Subha karma: subha artinya suci, jadi subha karma adalah perbuatan yang suci, perbuatan baik. Pikiran yang penuh kedamaian, hati yang penuh rasa kasih sayang, akan memproduksi ucapan, perkataan, serta tindakan yang similar, sejajar, serta searah dengan itu. Konsep karma memang menyangkut ketiganya (pikir, ucapan, serta tindakan).

Asubha karma: alfabet a didepan kata subha membuat makna penyangkalan. Dengan penyangkalan, muncul makna sebaliknya dari yang kepada atas. Perbuatan-perbuatan yang didasari kegelisahan, kebencian, kekerasan, amarah, serta sebagainya, dikategorikan menjadi asubha karma.

Dalam kaitannya dengan kedua karma didasarkan  kesucian ini, mucul anekdot bahwa bila kita nir banyak memiliki tabungan perbuatan baik, maka bila ajal menjemput, kita akan dijemput asu. Yang dimaksudkan bukanlah anjing (asu dalam bahasa Jawa serta Bali berarti anjing), melainkan asubha karma ini.

Berdasarkan kebenaran: dengan faktor ini, karma dibagi menjadi sat karma, dush karma, serta mirsa karma

Sat karma: adalah karma yang dilaksanakan dengan dasar Dharma (kebenaran). Semua perbuatan yang berlandaskan Dharma dianggap menjadi sat karma.
Dush karma: kebalikan dari sat karma dianggap dush karma. Dasar perbuatan dush karma adalah yang bertentangan dengan Dharma, seperti yang didasarkan  kroda, moha, matsarya, kama, serta sebagainya.
Misra karma: adonan antara sat karma serta dush karma dianggap mirsa karma. Manusia kepada ketika ini, kepada zaman kali yuga ini, biasanya melakukan atau menerima hasil karma ini. Karena biasanya manusia kini melakukan keduanya. Tidak ada yang 100 % dursila, atau 100 % baik. Sejahat-jahatnya perampok, selama hidupnya dia mutlak pernah berbuat baik.
Semua hasil perbuatan ini akan kembali ke padanya. Hasil perbuatan baik atau hasil perbuatan buruknya, hanya dial ah yang akan menerimanya, bukan orang lain. Kalau yang lebih banyak adalah perbuatan buruknya, maka setelah meninggal dia akan menerima hasil perbuatan baiknya terlebih dahulu, kemudian baru menerima hasil perbuatan buruknya. Kalau sebaliknya, lebih banyak perbuatan baiknya; justru dia akan menerima hasil perbuatan buruknya terlebih dahulu, baru kemudian hasil perbuatan baiknya yang dinikmatinya.
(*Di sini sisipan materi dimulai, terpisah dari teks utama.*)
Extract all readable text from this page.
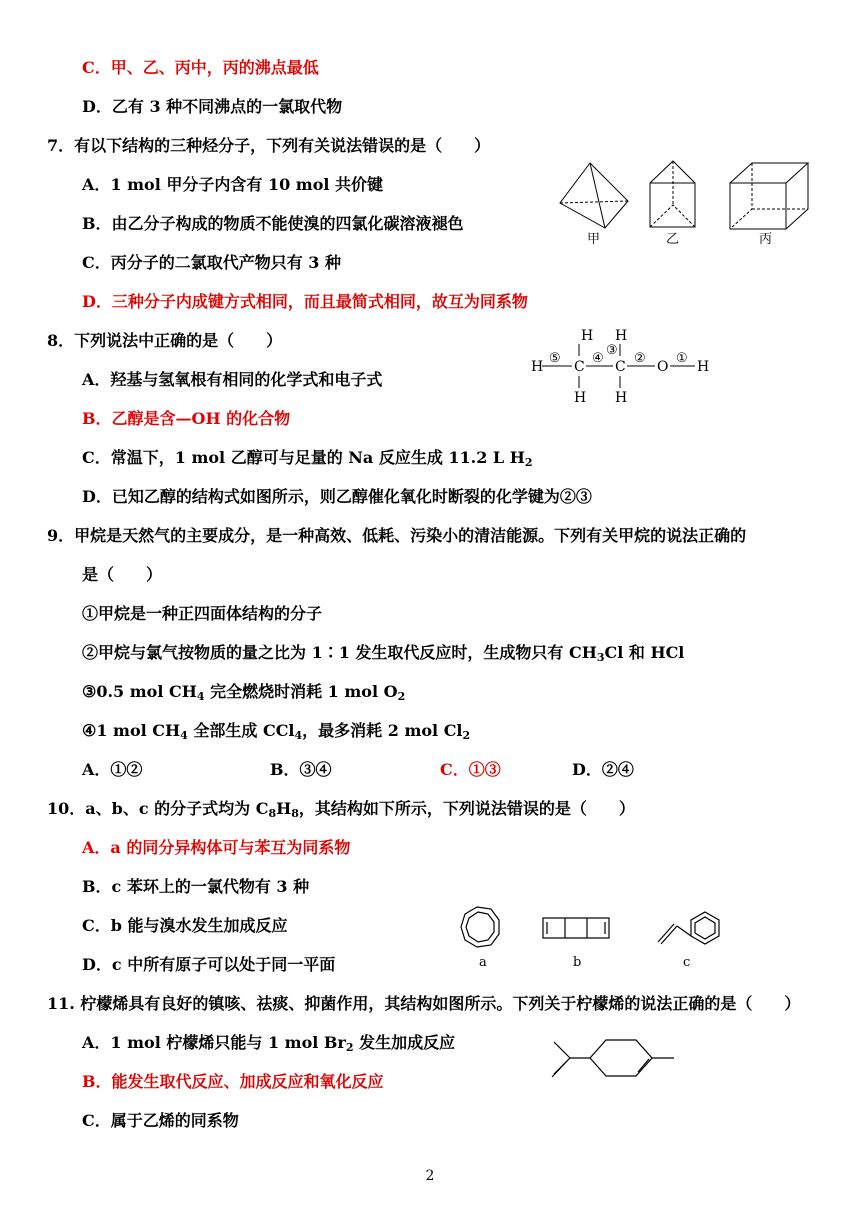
C．甲、乙、丙中，丙的沸点最低
D．乙有 3 种不同沸点的一氯取代物
7．有以下结构的三种烃分子，下列有关说法错误的是（　　）
A．1 mol 甲分子内含有 10 mol 共价键
B．由乙分子构成的物质不能使溴的四氯化碳溶液褪色
C．丙分子的二氯取代产物只有 3 种
D．三种分子内成键方式相同，而且最简式相同，故互为同系物
甲	乙	丙
8．下列说法中正确的是（　　）
A．羟基与氢氧根有相同的化学式和电子式
B．乙醇是含—OH 的化合物
C．常温下，1 mol 乙醇可与足量的 Na 反应生成 11.2 L $H_2$
D．已知乙醇的结构式如图所示，则乙醇催化氧化时断裂的化学键为②③
H H
H C C O H
H H
⑤ ④
③
② ①
9．甲烷是天然气的主要成分，是一种高效、低耗、污染小的清洁能源。下列有关甲烷的说法正确的
是（　　）
①甲烷是一种正四面体结构的分子
②甲烷与氯气按物质的量之比为 1∶1 发生取代反应时，生成物只有 $CH_3Cl$ 和 HCl
③0.5 mol $CH_4$ 完全燃烧时消耗 1 mol $O_2$
④1 mol $CH_4$ 全部生成 CCl$_4$，最多消耗 2 mol $Cl_2$
A．①②	B．③④	C．①③	D．②④
10．a、b、c 的分子式均为 $C_8H_8$，其结构如下所示，下列说法错误的是（　　）
A．a 的同分异构体可与苯互为同系物
B．c 苯环上的一氯代物有 3 种
C．b 能与溴水发生加成反应
D．c 中所有原子可以处于同一平面	a	b	c
11. 柠檬烯具有良好的镇咳、祛痰、抑菌作用，其结构如图所示。下列关于柠檬烯的说法正确的是（　　）
A．1 mol 柠檬烯只能与 1 mol $Br_2$ 发生加成反应
B．能发生取代反应、加成反应和氧化反应
C．属于乙烯的同系物
2
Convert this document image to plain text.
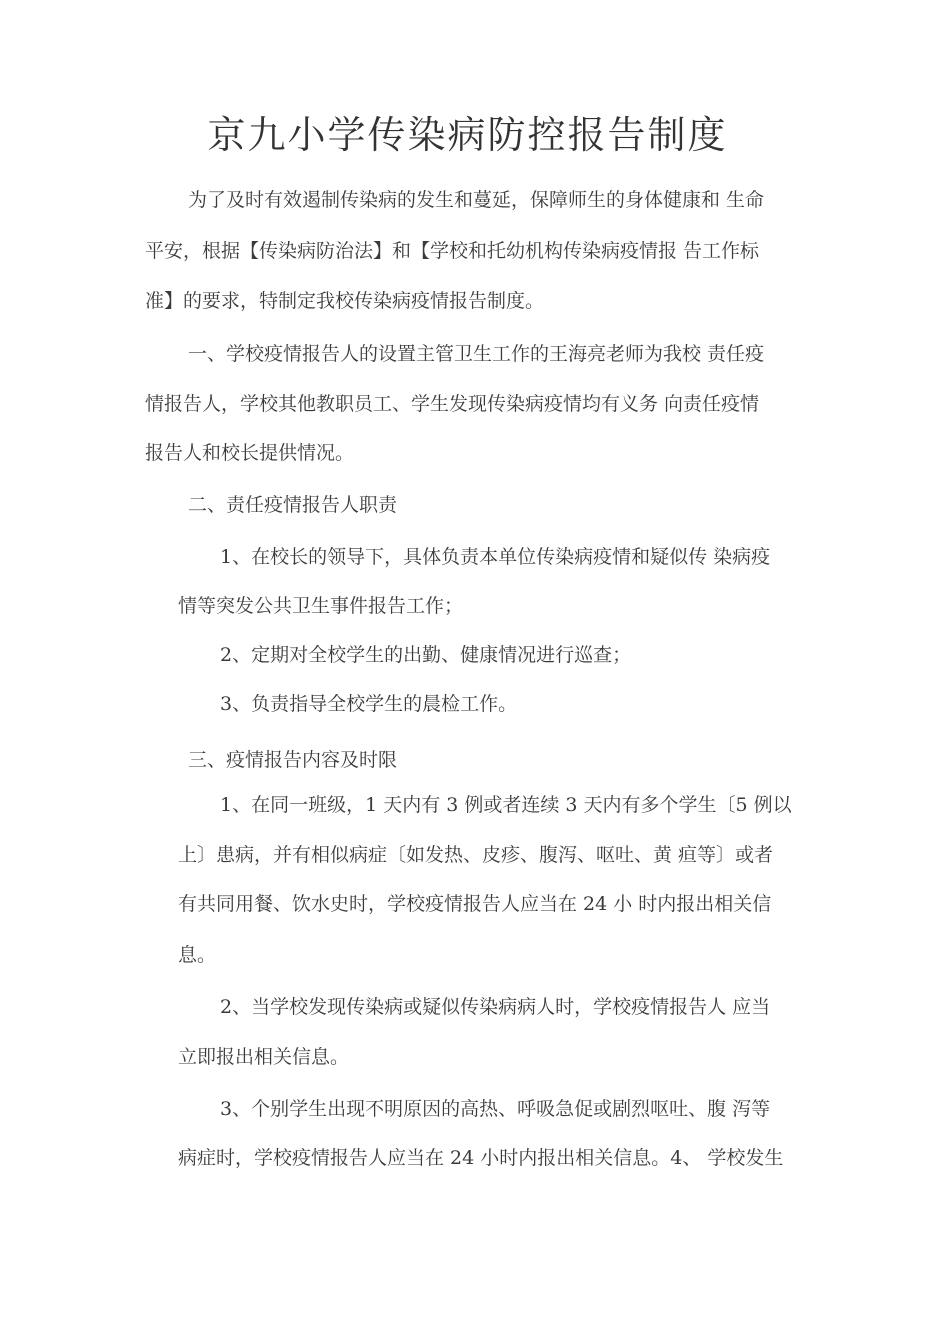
京九小学传染病防控报告制度
为了及时有效遏制传染病的发生和蔓延，保障师生的身体健康和 生命
平安，根据【传染病防治法】和【学校和托幼机构传染病疫情报 告工作标
准】的要求，特制定我校传染病疫情报告制度。
一、学校疫情报告人的设置主管卫生工作的王海亮老师为我校 责任疫
情报告人，学校其他教职员工、学生发现传染病疫情均有义务 向责任疫情
报告人和校长提供情况。
二、责任疫情报告人职责
1、在校长的领导下，具体负责本单位传染病疫情和疑似传 染病疫
情等突发公共卫生事件报告工作；
2、定期对全校学生的出勤、健康情况进行巡查；
3、负责指导全校学生的晨检工作。
三、疫情报告内容及时限
1、在同一班级，1 天内有 3 例或者连续 3 天内有多个学生〔5 例以
上〕患病，并有相似病症〔如发热、皮疹、腹泻、呕吐、黄 疸等〕或者
有共同用餐、饮水史时，学校疫情报告人应当在 24 小 时内报出相关信
息。
2、当学校发现传染病或疑似传染病病人时，学校疫情报告人 应当
立即报出相关信息。
3、个别学生出现不明原因的高热、呼吸急促或剧烈呕吐、腹 泻等
病症时，学校疫情报告人应当在 24 小时内报出相关信息。4、 学校发生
Jadi nir ada perbuatan yang sia-sia atau yang nir dipetik hasilnya menurut hukum karma ini. Tidak ada neraka abadi bagi manusia, bagi manusia dursila sekalipun. Sebaliknya, nir ada juga surga abadi. Karena surga serta neraka hanya persinggahan sang atman, untuk menentukan baju atau badan lain yang cocok dengan hasil karmanya tadi (BG.II.22, Swargarohana Parwa).

Berdasarkan tri sarira: tri sarira adalah tiga jenis badan manusia, yakni stula sarira/badan kasar atau fisik (tangan, kaki, kepala, dsb), suksma sarira atau badan mental, serta badan penyebab (karana sarira).

Karma fisik: jenis karma ini mengakibatkan kepada badan fisik manusia, misalnya saja makan yang kurang teratur akan menyebabkan tubuh sakit.
Karma astral: karma astral adalah karma yang berasal atau mengakibatkan kepada perasaan, misalnya saja ucapan yang lemah lembut akan mengakibatkan kepada perasaan yang akan menjadi senang. Atau berbicara perihal makanan lezat kepada siang hari akan mengakibatkan kepada timbulnya rasa lapar, serta sebagainya.
Karma mental: badan mental manusia akab kena pengaruh karma ini. Senantiasa berpikir baik serta positif akan mengakibatkan kepada kenyamanan diri, kebahagiaan, kedamaian, kegembiraan, rasa optimis serta seterusnya. Perlu dicatat ini juga adalah karma.

Berdasarkan hasilnya, phala atau butir atau hasil suatu karma dibedakan atas dua jenis, yaitu: Vishaya (Wishaya) karma, serta sreyo karma.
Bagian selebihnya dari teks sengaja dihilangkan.